Örneğin, güneş paneli veya rüzgar türbin kanadı üreten tesisler karbon emisyonu üretebilmektedir. Bu tesisler aynı zamanda soğutma suyu ihtiyacını karşılamak ve atıklarını uzaklaştırmak için bulundukları bölgedeki akarsu ve gölleri kirletebilmektedir.
Peki bu noktada ne yapmalı?
Enerji ve malzeme akışı tasarımında geleneksel (fosil yakıt & termik santral) ve modern (yenilenebilir enerji sistemleri) yöntemlerle ortaya sürdürülebilir bir sonuç çıkmayacakmış gibi düşünülebilir. Yenilenebilir enerji sistemleri doğru bir planlama ve uygulama ile yaşam döngüsü boyunca daha az atık ve emisyon üretebilir elbette. Bu yüzden daha iyi bir seçenek olarak çıkar karşımıza. Fakat çevresel sürdürülebilirlik için en doğru çözüm sosyal metabolizmanın küçültülmesi olacaktır.
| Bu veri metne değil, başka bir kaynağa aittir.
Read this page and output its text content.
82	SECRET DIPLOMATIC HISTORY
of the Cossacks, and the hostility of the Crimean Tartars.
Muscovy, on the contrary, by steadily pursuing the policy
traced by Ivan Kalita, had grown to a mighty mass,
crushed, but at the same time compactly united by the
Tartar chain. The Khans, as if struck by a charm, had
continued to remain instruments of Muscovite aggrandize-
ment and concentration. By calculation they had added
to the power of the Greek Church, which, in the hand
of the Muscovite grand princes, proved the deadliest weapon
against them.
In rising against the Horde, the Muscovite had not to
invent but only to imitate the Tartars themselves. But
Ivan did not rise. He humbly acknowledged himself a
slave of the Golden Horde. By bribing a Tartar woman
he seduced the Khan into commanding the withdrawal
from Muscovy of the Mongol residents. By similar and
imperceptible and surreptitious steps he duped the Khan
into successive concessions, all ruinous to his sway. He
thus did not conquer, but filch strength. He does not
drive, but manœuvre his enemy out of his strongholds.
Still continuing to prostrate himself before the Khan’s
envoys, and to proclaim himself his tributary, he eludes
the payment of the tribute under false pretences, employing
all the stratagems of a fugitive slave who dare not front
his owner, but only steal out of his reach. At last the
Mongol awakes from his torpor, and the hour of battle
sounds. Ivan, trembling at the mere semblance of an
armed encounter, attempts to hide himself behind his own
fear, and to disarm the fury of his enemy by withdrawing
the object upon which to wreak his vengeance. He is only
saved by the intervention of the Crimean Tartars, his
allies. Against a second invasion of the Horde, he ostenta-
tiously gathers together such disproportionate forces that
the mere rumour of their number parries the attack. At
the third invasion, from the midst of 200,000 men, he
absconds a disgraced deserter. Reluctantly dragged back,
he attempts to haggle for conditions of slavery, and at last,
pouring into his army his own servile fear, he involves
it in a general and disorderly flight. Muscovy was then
Bir insanın sağlıklı olmak ve fit kalmak için daha az yemek yemeye başlaması gibi toplumlar da sosyal metabolizmalarını daha az kaynak tüketme üzerine inşa edebilir. Aynı zamanda bu kaynaklarla üretilen enerjiyi maksimum verimle kullanarak enerji ihtiyacını azaltabilir. Bu durumda ortaya daha az malzeme / girdi ve daha düşük enerji akışı çıktığından sosyal metabolizmanın sınırları da küçülecektir. Bu sayede çevresel sürdürülebilirlik sağlanabilir ve daha mutlu, sağlıklı (hem beden hem zihinsel anlamda), verimli işleyen ve sorumluluk sahibi toplumlar yaratılabilir.
Bunun için modern teknolojinin imkanları da kullanılarak daha yeşil ve akıllı şehirler inşa edilebilir ve enerji ve malzeme kullanımı optimize edilebilir. Bu tür sistemlerin üretilmesi, kurulması ve uygulanması için sanayiye ve yerel yönetimlere teşvikler verilebilir. Belki de en önemli adım olarak insanların bu konuda farkındalık kazanmaları ve sorumluluk sahibi olmaları sağlanmalıdır.